Nationally, the Information sector has declining job growth, but that’s not true for Los Angeles County.
“In L.A. County that’s actually been a job growth driver because that’s where motion picture and entertainment resides and that’s actually been the leading industry as far as creating jobs in LA County. We’ve also seen, as elsewhere, education and private education and health care continue to do well and our retail sector is doing fairly well.
She says there is some encouraging news to be gleaned from a closer look at the small decline in the national unemployment rate. Statistics show employment growth increased faster than the labor force.
“That means the unemployment rate dropped because people are getting jobs not because they’re dropping out of the labor force due to discouragement,” said Ritter.
According to the BLS there were 967,000 discouraged workers in October, a decrease of 252,000 from a year earlier.
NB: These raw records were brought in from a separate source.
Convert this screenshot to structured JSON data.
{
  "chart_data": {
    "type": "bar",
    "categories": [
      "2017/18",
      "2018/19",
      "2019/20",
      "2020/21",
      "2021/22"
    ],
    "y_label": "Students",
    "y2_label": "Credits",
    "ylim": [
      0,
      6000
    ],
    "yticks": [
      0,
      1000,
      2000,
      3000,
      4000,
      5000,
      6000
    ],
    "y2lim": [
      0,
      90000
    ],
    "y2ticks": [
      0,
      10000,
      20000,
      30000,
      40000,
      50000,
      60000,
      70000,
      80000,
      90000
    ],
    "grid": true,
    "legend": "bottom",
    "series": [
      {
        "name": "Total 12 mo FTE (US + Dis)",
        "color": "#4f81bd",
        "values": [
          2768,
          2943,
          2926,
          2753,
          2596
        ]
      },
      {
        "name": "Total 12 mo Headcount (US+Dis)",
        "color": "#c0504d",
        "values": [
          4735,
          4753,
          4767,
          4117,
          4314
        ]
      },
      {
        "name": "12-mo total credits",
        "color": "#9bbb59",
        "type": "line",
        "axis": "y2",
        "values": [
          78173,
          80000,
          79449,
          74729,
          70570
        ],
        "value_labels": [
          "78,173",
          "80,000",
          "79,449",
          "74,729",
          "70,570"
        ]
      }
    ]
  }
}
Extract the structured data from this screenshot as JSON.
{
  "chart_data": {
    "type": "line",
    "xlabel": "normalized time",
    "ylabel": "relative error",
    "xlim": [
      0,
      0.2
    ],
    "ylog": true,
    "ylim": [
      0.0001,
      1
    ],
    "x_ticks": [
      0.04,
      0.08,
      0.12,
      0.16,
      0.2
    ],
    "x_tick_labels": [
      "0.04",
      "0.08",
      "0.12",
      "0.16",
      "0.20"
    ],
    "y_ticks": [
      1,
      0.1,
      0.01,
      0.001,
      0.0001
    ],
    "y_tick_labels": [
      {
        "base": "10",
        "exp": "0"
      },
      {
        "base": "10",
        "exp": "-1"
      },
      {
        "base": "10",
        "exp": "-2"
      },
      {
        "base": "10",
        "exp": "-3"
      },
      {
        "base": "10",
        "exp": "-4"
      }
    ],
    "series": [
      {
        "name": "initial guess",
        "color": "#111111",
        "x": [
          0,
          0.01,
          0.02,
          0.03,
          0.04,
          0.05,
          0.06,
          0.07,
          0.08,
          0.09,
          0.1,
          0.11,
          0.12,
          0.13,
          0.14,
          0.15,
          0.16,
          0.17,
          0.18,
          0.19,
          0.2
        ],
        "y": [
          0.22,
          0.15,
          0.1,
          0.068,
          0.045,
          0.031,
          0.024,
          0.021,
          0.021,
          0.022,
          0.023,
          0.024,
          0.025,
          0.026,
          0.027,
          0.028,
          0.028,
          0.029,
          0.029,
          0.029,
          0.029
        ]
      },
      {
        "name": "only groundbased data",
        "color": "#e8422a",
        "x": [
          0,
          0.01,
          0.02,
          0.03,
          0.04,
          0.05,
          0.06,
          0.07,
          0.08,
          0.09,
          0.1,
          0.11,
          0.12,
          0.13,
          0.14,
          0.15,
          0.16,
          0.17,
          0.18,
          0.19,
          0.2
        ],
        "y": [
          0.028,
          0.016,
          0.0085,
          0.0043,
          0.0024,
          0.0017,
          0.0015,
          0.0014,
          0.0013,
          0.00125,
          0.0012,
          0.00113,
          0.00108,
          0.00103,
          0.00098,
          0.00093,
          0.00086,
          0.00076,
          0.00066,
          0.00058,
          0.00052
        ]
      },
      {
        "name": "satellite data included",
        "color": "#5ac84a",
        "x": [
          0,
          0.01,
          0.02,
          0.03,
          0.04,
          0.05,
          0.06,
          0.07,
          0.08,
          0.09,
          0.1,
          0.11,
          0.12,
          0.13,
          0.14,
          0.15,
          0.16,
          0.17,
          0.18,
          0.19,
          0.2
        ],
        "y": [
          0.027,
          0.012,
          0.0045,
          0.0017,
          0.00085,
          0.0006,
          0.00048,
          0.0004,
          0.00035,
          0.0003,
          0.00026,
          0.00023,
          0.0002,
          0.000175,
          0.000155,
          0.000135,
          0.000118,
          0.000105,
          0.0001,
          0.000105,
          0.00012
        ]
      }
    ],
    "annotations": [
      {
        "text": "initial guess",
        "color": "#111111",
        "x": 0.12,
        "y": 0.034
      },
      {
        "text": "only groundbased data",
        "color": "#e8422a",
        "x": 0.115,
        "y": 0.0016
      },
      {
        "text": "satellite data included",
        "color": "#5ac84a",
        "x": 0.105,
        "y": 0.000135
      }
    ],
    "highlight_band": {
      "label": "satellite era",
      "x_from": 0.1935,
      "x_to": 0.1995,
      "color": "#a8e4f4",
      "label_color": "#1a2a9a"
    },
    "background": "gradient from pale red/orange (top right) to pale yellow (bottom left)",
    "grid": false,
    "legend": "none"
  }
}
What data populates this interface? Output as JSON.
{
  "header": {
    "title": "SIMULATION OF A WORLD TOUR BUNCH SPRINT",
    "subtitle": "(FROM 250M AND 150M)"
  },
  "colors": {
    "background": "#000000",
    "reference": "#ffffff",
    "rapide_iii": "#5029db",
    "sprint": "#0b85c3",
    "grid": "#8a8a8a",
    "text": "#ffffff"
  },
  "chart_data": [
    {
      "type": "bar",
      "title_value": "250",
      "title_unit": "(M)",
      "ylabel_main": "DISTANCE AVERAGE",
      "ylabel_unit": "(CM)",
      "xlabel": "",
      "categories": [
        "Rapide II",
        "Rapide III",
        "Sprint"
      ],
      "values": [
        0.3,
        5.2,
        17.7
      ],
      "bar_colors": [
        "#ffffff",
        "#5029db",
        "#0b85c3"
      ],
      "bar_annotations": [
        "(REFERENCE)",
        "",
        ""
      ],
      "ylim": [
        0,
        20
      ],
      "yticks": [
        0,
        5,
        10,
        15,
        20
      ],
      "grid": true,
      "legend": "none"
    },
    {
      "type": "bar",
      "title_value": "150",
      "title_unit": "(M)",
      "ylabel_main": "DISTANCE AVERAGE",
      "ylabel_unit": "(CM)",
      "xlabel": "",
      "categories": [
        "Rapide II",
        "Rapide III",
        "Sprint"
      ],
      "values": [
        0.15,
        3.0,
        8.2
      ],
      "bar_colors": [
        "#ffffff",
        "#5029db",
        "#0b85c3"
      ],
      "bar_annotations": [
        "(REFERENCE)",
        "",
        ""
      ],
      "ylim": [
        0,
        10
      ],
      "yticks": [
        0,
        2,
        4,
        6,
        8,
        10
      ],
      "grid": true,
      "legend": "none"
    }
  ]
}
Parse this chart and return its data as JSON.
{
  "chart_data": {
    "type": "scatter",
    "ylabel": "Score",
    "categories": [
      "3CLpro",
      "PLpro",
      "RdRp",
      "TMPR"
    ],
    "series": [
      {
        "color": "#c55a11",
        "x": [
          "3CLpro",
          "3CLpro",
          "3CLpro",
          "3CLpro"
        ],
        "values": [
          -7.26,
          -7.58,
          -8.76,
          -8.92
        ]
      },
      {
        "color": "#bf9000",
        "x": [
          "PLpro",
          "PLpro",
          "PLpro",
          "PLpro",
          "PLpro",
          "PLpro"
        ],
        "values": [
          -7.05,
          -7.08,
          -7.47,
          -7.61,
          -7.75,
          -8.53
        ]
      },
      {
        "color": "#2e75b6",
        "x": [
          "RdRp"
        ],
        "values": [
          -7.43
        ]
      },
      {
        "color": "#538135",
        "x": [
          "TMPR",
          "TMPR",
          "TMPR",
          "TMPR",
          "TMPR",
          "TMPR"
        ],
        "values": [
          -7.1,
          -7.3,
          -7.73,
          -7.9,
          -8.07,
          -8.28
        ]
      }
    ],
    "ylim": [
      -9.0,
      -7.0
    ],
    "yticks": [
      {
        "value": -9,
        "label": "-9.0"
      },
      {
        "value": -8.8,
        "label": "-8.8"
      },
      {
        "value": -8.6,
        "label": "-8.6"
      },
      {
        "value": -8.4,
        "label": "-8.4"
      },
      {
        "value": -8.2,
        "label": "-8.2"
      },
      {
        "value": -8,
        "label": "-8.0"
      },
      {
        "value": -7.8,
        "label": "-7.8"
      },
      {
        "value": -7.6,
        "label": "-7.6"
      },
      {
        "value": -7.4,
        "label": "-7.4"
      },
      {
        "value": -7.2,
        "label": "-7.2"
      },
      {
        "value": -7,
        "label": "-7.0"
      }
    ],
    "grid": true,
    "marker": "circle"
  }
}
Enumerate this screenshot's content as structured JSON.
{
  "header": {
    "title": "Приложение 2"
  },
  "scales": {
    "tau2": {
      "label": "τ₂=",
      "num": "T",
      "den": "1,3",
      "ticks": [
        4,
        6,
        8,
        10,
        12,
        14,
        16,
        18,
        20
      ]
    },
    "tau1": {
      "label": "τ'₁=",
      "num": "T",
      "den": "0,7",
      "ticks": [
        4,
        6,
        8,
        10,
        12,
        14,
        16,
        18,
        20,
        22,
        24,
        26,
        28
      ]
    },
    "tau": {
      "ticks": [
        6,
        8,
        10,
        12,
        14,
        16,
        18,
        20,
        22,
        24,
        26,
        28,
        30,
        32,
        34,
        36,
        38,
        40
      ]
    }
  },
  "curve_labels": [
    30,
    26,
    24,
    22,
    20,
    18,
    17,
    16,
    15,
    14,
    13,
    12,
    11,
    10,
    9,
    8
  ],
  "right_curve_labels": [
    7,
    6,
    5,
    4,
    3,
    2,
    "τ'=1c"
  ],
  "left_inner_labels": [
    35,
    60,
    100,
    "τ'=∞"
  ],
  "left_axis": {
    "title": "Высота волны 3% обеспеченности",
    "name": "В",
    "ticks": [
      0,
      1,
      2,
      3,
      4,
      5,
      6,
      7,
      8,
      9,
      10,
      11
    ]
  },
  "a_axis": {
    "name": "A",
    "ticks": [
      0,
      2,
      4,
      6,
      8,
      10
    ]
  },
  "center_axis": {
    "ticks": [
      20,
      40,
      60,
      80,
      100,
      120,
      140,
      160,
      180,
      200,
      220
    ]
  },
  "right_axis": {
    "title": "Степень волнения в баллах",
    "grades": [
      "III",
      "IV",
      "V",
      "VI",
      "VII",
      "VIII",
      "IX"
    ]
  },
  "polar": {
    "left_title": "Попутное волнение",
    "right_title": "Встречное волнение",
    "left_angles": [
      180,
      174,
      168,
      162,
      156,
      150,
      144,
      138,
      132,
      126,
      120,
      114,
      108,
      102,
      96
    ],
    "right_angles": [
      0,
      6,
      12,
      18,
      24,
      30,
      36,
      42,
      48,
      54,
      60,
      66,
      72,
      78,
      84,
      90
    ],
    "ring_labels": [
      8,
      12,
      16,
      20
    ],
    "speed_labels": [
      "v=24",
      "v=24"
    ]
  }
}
Discouraged workers are persons not currently looking for work because they believe no jobs are available for them.
California is making progress on the jobs front according to Ritter. Sectors adding jobs basically fall along the national lines: Travel and tourism, entertainment, health care, and education. Construction is still a problem and the state and local governments have given up a lot of jobs.
“California is adding jobs, unfortunately the unemployment rate is still elevated and we don’t expect it to come down into single digits for at least another year, maybe a bit longer,” said Ritter.